Because process understanding is crucial, audit trail review should be done by the business function-by the operators, engineers, or laboratory analysts-rather than by the information technology (IT) group. "The quality group can oversee the review and IT can implement a system, but the business needs to own the data and its integrity," says Rutherford.
The business group, not IT, should also be doing validation of flags and the audit system. "Validation is proving that the system meets your needs and is fit for purpose-that it provides technological control of data integrity," says Rutherford. "Some consider validation merely a documentation exercise, but really it comes down to whether you care if it works. You should know what a flag is supposed to do and test to show that it functions that way." Periodic reviews and a change-control process are also important.

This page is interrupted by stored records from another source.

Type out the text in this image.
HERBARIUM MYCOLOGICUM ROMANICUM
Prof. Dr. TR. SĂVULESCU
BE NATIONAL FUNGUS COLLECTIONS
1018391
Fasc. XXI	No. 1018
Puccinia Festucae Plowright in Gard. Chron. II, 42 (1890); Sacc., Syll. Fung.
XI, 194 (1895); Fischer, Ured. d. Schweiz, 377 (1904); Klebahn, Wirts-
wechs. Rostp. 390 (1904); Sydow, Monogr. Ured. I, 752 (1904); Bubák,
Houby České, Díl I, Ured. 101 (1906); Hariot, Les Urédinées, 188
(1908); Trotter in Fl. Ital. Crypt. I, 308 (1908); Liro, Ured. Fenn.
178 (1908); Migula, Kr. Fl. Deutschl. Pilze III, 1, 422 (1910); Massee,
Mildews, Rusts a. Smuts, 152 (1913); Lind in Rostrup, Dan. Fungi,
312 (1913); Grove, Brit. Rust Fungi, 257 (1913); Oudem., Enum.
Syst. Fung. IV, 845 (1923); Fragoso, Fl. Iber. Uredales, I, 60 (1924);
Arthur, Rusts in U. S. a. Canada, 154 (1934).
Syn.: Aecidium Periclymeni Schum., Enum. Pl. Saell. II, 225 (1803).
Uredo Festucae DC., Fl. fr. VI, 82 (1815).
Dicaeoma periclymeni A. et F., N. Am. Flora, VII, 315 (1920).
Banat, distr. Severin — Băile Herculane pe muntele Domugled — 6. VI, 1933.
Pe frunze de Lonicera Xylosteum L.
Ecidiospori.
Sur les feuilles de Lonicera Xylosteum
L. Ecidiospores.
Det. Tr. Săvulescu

A practice that can be used in addition to audit trail review is a forensic audit, which involves selecting high-risk targets based upon triggering criteria. "These targets are then reviewed and traced from initial data source to final data output-an end-to-end evaluation-to detect any wrong-doing," explains Brewer. "Forensic audits can be used either proactively, as part of the monitoring associated with the site management controls, or in response to a specific known failure or suspected wrong-doing.”
Vol. 40, No. 7
When referring to this article, please cite it as J. Markarian, "Data Integrity Challenges in Manufacturing," Pharmaceutical Technology 40 (7) 2016.